Bien sûr. Ce n’est pas un regret, mais on aimerait toujours avoir plus de membres. Dans la région Unia Fribourg, nous avons maintenu nos effectifs et enregistré une progression significative en 2020, mais il est souhaitable de se renforcer encore pour augmenter la force de frappe. Il y a un énorme travail syndical à faire lorsqu’on voit les mutations des conditions de travail avec l’économie de plateforme et la généralisation des faux indépendants. On a parlé de la vente, mais il y a du travail dans toutes les branches du tertiaire. C’est difficile, mais ce qui est positif et donne du sens à notre engagement, c’est que partout où les salariés se sont coalisés en rejoignant le syndicat, ils ont gagné en dignité, en affirmation, en identité et en force et se sont fait respecter par les employeurs et la population. A contrario, beaucoup trop de salariés n’ont pas conscience de la force que leur donne le fait d’être ensemble. Cette non-conscience les conduit à accepter souvent n’importe quelles conditions de travail par fatalisme.

«La numérisation a des conséquences sur les conditions de travail»

Le mouvement syndical a-t-il vraiment de l’avenir à l’heure de la numérisation de l’économie?

C’est le seul moyen que les travailleurs ont de pouvoir faire face à ces plateformes et à ces mécanismes qui ont pour but d’enlever la protection sociale et de faire des salariés de faux indépendants. Pour éviter cela, pour protéger les conditions de travail, la santé et l’hygiène de vie, se coaliser reste nécessaire. On nous vante aujourd’hui le travail en ligne, qui revient dans les faits à travailler à domicile. Le problème, c’est que lorsque l’on ne dispose pas d’un espace qui soit ergonomiquement correct, permette de travailler et protège, on se retrouve à faire en même temps la garde d’enfants, la cuisine et le ménage. Et on peut être amené à travailler à des heures pas possibles. Je suis convaincu que la numérisation a des conséquences sur les conditions de travail, notamment sur la santé des gens, qui doivent être prises en compte.

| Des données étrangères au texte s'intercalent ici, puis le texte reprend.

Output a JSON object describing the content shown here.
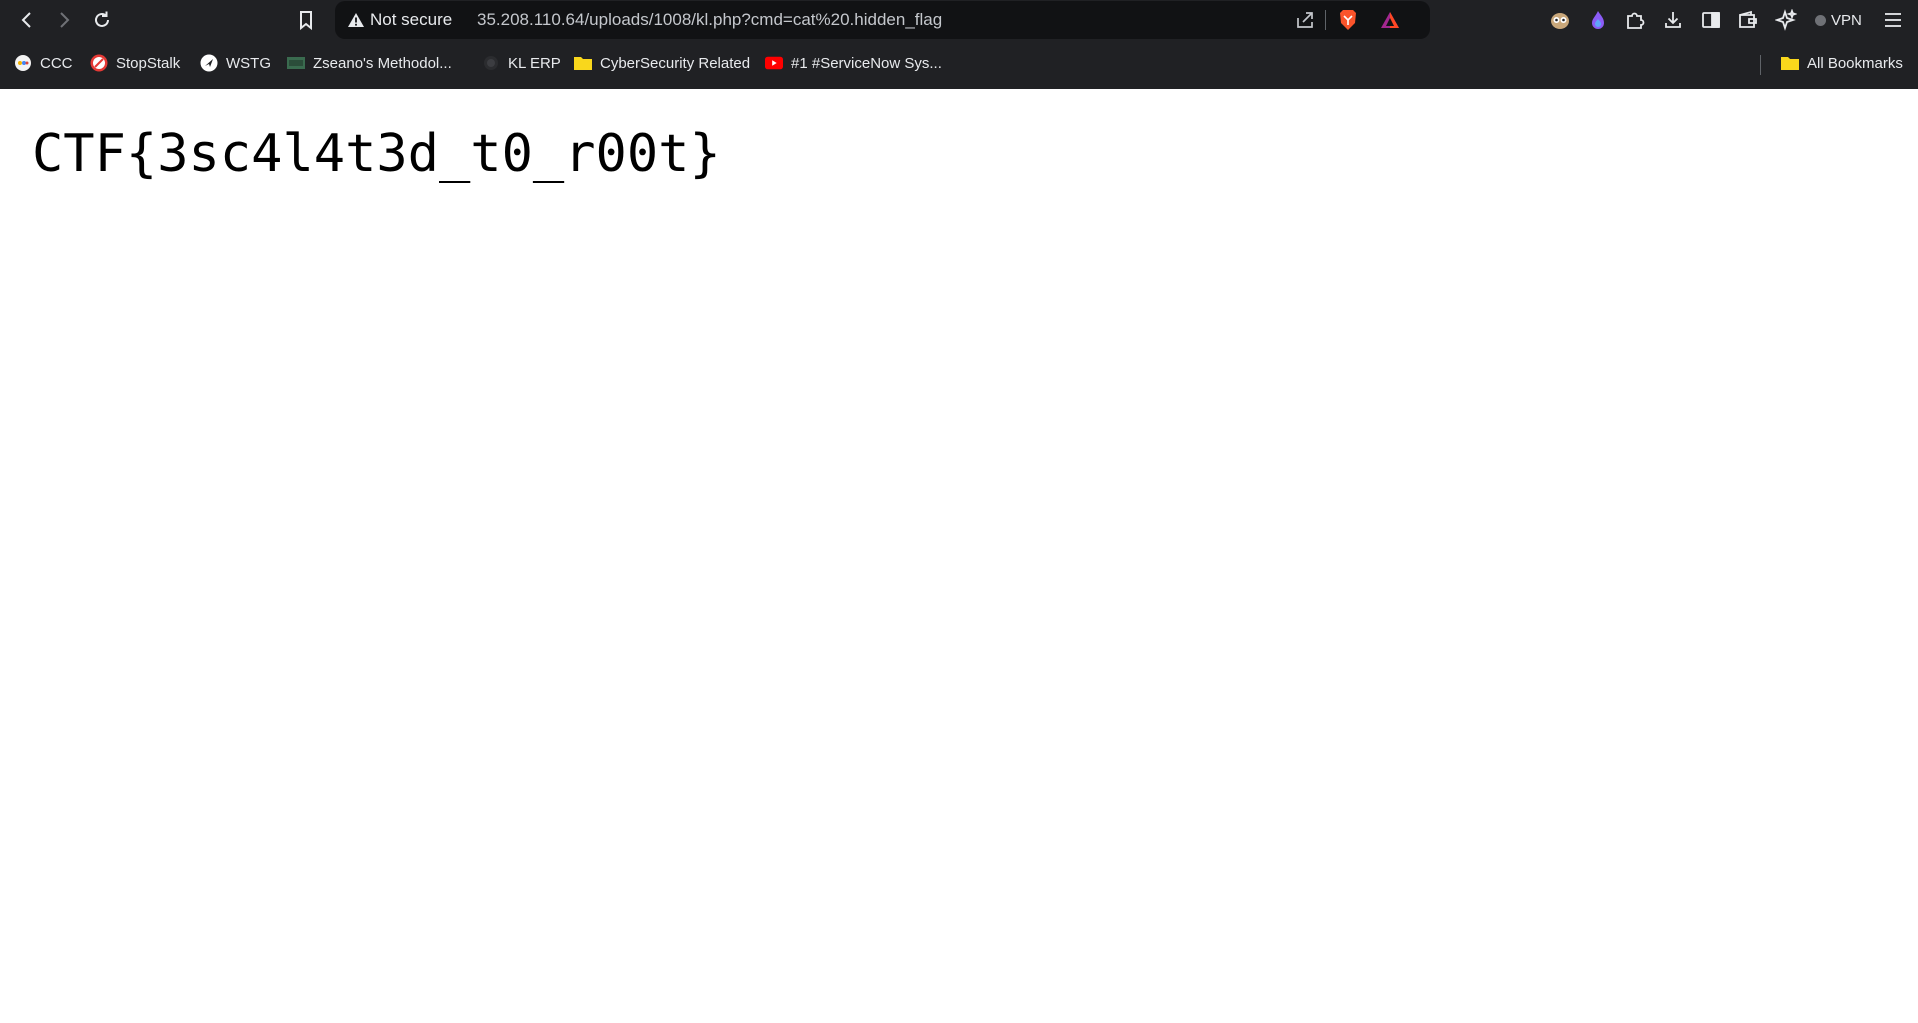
{
  "toolbar": {
    "back_icon": "chevron-left-icon",
    "forward_icon": "chevron-right-icon",
    "reload_icon": "reload-icon",
    "bookmark_icon": "bookmark-icon"
  },
  "address_bar": {
    "security_label": "Not secure",
    "url": "35.208.110.64/uploads/1008/kl.php?cmd=cat%20.hidden_flag",
    "share_icon": "share-icon",
    "brave_shield_icon": "brave-shield-icon",
    "brave_rewards_icon": "brave-rewards-icon"
  },
  "right_toolbar": {
    "vpn_label": "VPN"
  },
  "bookmarks": [
    {
      "label": "CCC"
    },
    {
      "label": "StopStalk"
    },
    {
      "label": "WSTG"
    },
    {
      "label": "Zseano's Methodol..."
    },
    {
      "label": "KL ERP"
    },
    {
      "label": "CyberSecurity Related"
    },
    {
      "label": "#1 #ServiceNow Sys..."
    }
  ],
  "all_bookmarks_label": "All Bookmarks",
  "page": {
    "text": "CTF{3sc4l4t3d_t0_r00t}"
  }
}
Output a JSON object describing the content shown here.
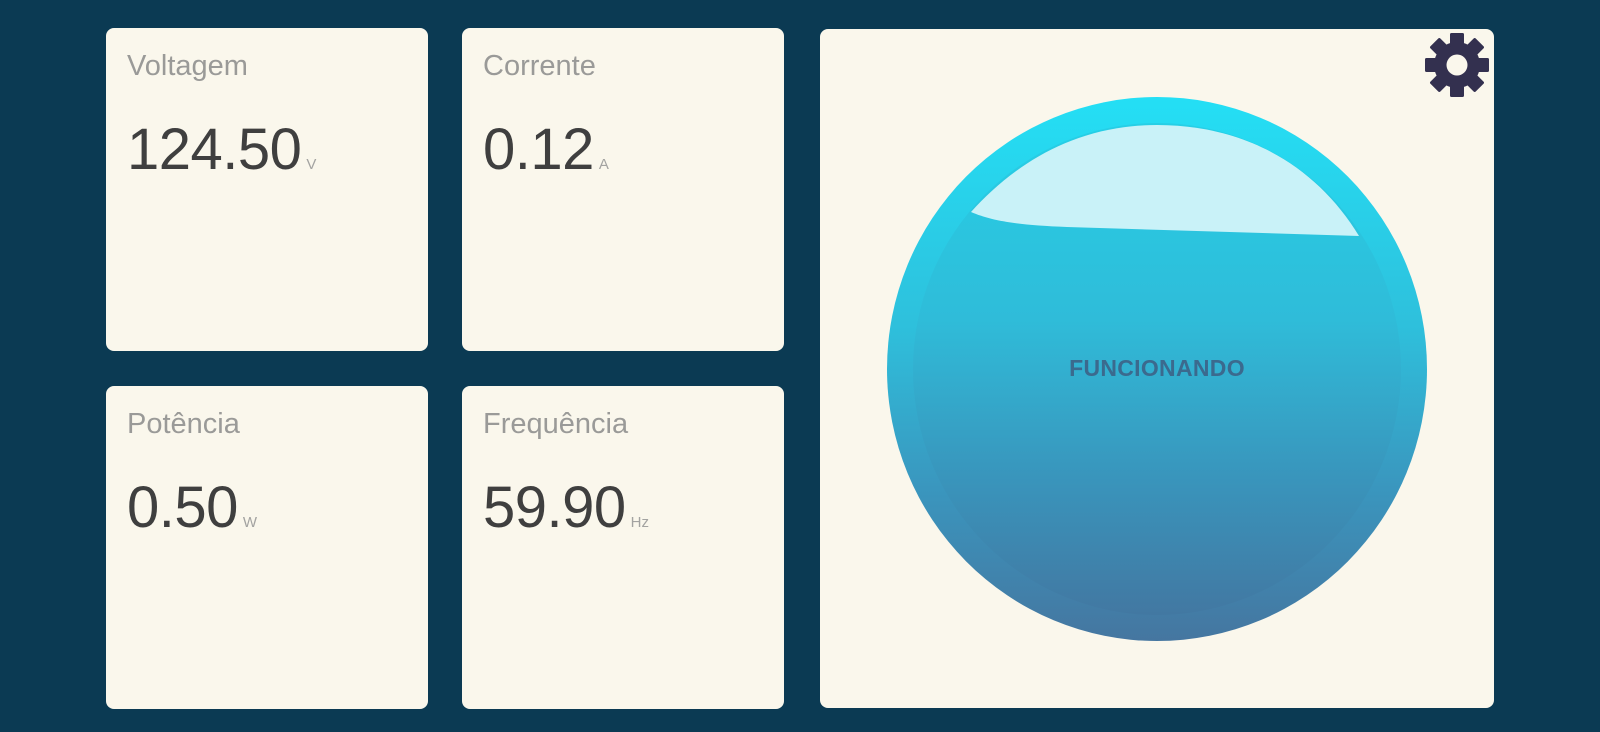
{
  "metrics": {
    "voltage": {
      "label": "Voltagem",
      "value": "124.50",
      "unit": "V"
    },
    "current": {
      "label": "Corrente",
      "value": "0.12",
      "unit": "A"
    },
    "power": {
      "label": "Potência",
      "value": "0.50",
      "unit": "W"
    },
    "frequency": {
      "label": "Frequência",
      "value": "59.90",
      "unit": "Hz"
    }
  },
  "status": {
    "text": "FUNCIONANDO",
    "settings_icon": "gear-icon"
  },
  "colors": {
    "background": "#0b3a53",
    "card": "#faf7ec",
    "label": "#9a9a98",
    "value": "#3f3f3f",
    "orb_top": "#24dff5",
    "orb_bottom": "#4576a0",
    "status_text": "#3b6a8e",
    "gear": "#33304f"
  }
}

«L’activité de syndicaliste apporte beaucoup»

Que souhaitez-vous à vos successeurs?

Qu’ils obtiennent autant de reconnaissance et de confiance que j’en ai reçues des militants. Je suis convaincu qu’ils auront cette capacité à comprendre les membres, à poser leurs revendications et à les retranscrire en bataille syndicale. Cette activité apporte énormément sur le plan des relations humaines. On apprend beaucoup plus des gens que ce que nous leur apportons par nos compétences et expériences. Chaque fois que j’y pense, cela me procure de l’émotion. Il est rare d’avoir un travail qui contribue à construire un mouvement avec une vision pour la société. Et il est précieux de pouvoir vivre, avec les travailleurs, les assemblées, actions syndicales et grèves et de voir cette force qui se dégage lorsqu’ils défendent leurs droits et sont convaincus de leur dignité. Cela montre que l’action collective face aux pouvoirs économiques est possible.

Qu’est-ce que vous allez faire maintenant?

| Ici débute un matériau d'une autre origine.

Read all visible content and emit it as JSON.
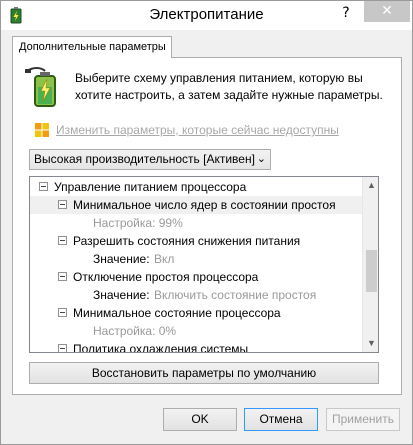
{
  "window": {
    "title": "Электропитание",
    "help_glyph": "?",
    "close_glyph": "✕",
    "icons": {
      "app": "power-options-icon",
      "help": "help-icon",
      "close": "close-icon"
    }
  },
  "tab": {
    "label": "Дополнительные параметры"
  },
  "intro": {
    "text": "Выберите схему управления питанием, которую вы хотите настроить, а затем задайте нужные параметры.",
    "icon": "battery-power-icon"
  },
  "change_link": {
    "label": "Изменить параметры, которые сейчас недоступны",
    "icon": "shield-icon"
  },
  "plan_select": {
    "value": "Высокая производительность [Активен]",
    "chevron": "⌄"
  },
  "tree": {
    "items": [
      {
        "text": "Управление питанием процессора"
      },
      {
        "text": "Минимальное число ядер в состоянии простоя"
      },
      {
        "text": "Настройка: 99%"
      },
      {
        "text": "Разрешить состояния снижения питания"
      },
      {
        "label": "Значение:",
        "value": "Вкл"
      },
      {
        "text": "Отключение простоя процессора"
      },
      {
        "label": "Значение:",
        "value": "Включить состояние простоя"
      },
      {
        "text": "Минимальное состояние процессора"
      },
      {
        "text": "Настройка: 0%"
      },
      {
        "text": "Политика охлаждения системы"
      }
    ],
    "scroll_up": "▲",
    "scroll_down": "▼"
  },
  "buttons": {
    "restore": "Восстановить параметры по умолчанию",
    "ok": "OK",
    "cancel": "Отмена",
    "apply": "Применить"
  },
  "colors": {
    "accent_focus": "#3399ff",
    "disabled_text": "#a0a0a0",
    "window_bg": "#f0f0f0"
  }
}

Je vais continuer à travailler pour Unia dans le champ conventionnel. Et je vais pouvoir respirer un peu.

«Personne ne doit se retrouver sans moyens de subsistance»

Vous venez d’être élu à l’exécutif de votre ville, Romont, qu’allez-vous y faire?

Je veux que l’on puisse prendre en compte les avis de chacun et amener les préoccupations que je peux avoir comme personne de gauche. L’un des défis de l’exécutif communal sera de travailler de la manière la plus collégiale possible afin de réaliser des projets solides pour la population. Il y a beaucoup de travaux à mener sur les questions de circulation, d’animation et de vie sociale et quelques projets d’infrastructures et d’aménagement. Il faut trouver un équilibre entre la vieille ville et les quartiers résidentiels et populaires. Avec les conséquences de la pandémie, les pertes d’emploi, en particulier ce qui se prépare chez Erie Electroverre, un autre défi sera pour les autorités communales de maintenir la cohésion sociale. Personne ne doit se retrouver sans moyens de subsistance.